W 1998 r. w Moskwie, w pobliżu stacji metra Sokół, wzniesiono tablicę pamiątkową A. G. Shkuro, G. von Pannwitz i innych generałów kozackich III Rzeszy. Likwidacji tego pomnika podjęto na zasadach prawnych, ale lobby neonazistowskie w każdy możliwy sposób zapobiegło zniszczeniu tego pomnika. Następnie, w przeddzień Dnia Zwycięstwa 2007, tabliczka z wyrytymi na niej nazwiskami współpracowników Wielkiej Wojny Ojczyźnianej została po prostu rozbita przez niezidentyfikowane osoby. Wszczęto sprawę karną, która nie doszła do logicznego zakończenia.
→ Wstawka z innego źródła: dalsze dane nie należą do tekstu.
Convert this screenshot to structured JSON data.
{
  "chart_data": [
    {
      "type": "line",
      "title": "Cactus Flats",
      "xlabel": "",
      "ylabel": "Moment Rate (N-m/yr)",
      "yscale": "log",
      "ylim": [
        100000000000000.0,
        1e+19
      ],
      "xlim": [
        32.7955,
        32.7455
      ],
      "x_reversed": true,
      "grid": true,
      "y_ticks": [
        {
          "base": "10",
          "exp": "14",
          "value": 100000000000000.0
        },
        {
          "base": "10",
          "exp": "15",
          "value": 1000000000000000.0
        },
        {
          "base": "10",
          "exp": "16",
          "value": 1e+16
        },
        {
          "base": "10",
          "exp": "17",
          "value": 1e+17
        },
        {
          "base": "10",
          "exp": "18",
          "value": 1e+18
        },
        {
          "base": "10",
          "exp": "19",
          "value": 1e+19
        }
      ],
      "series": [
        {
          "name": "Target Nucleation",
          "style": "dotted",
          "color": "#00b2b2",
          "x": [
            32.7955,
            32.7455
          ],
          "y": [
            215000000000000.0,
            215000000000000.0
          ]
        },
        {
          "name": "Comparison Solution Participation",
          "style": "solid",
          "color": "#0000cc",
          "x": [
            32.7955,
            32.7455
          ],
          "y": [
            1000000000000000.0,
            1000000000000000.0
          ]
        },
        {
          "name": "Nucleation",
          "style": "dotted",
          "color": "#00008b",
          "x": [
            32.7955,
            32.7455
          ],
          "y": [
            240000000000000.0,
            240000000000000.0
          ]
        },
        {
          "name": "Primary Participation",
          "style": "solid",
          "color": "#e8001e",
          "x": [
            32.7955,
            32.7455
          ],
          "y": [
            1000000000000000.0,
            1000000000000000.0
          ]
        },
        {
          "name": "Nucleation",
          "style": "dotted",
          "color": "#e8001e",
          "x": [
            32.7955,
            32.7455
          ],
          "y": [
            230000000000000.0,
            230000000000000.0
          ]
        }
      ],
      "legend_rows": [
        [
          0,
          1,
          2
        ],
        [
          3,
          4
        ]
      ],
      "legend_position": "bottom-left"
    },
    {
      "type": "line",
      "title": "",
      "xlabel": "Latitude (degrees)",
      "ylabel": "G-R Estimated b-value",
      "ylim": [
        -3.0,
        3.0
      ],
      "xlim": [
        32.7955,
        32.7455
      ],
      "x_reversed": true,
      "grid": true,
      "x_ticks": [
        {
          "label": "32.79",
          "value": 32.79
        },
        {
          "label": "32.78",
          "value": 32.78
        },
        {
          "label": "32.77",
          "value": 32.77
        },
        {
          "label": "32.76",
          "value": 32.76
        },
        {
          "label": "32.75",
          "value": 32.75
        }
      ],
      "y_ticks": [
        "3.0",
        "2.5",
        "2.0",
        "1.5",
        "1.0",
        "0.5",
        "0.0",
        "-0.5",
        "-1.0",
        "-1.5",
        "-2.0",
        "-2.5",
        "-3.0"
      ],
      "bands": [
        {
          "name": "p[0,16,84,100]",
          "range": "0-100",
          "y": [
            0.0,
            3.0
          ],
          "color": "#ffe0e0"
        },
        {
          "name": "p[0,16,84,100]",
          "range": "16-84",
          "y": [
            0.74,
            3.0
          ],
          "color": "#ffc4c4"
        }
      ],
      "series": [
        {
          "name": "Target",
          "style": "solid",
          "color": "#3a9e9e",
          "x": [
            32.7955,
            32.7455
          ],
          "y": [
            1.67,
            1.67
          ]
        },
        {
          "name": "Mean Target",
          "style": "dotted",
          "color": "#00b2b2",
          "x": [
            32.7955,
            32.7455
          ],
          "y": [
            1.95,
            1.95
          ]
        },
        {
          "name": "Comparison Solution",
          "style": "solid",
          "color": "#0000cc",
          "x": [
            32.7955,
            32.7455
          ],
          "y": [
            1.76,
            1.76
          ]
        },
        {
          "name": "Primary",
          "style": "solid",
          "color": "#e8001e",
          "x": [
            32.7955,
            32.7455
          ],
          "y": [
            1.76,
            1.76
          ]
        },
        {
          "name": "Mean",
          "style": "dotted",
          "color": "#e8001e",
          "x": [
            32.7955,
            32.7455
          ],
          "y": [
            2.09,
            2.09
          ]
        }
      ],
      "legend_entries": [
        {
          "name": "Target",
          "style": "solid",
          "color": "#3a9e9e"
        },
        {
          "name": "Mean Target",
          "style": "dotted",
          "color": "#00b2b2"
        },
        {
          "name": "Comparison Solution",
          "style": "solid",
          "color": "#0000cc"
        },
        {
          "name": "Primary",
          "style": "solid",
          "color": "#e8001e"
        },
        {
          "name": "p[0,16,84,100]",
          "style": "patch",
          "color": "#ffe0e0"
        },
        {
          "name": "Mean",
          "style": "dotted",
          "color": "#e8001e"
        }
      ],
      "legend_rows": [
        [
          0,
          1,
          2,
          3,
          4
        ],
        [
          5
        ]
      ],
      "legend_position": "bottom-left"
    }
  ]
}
Dziś w Rosji znajduje się pomnik tych samych jednostek kozackich, które były częścią armii III Rzeszy. Pomnik został otwarty w 2007 roku w obwodzie rostowskim (wieś Elanskaya).
Do tej pory w Rosji nie ma jednoznacznej opinii na temat roli Kozaków w Wielkiej Wojnie Ojczyźnianej. Z jednej strony waleczność kozaków walczących z faszystowskimi zarazami, z drugiej kozacka kolaboracja, którą można też przedstawić jako chęć zemsty na sowieckim reżimie za lata prześladowania kozaków. Ktoś nazywa Czerwonych bohaterami Kozaków, ktoś jest gotów zobaczyć bohaterstwo w działaniach Kozaków w służbie Rzeszy. Taka historia, aby wyciągnąć wnioski, z których każdy z nas.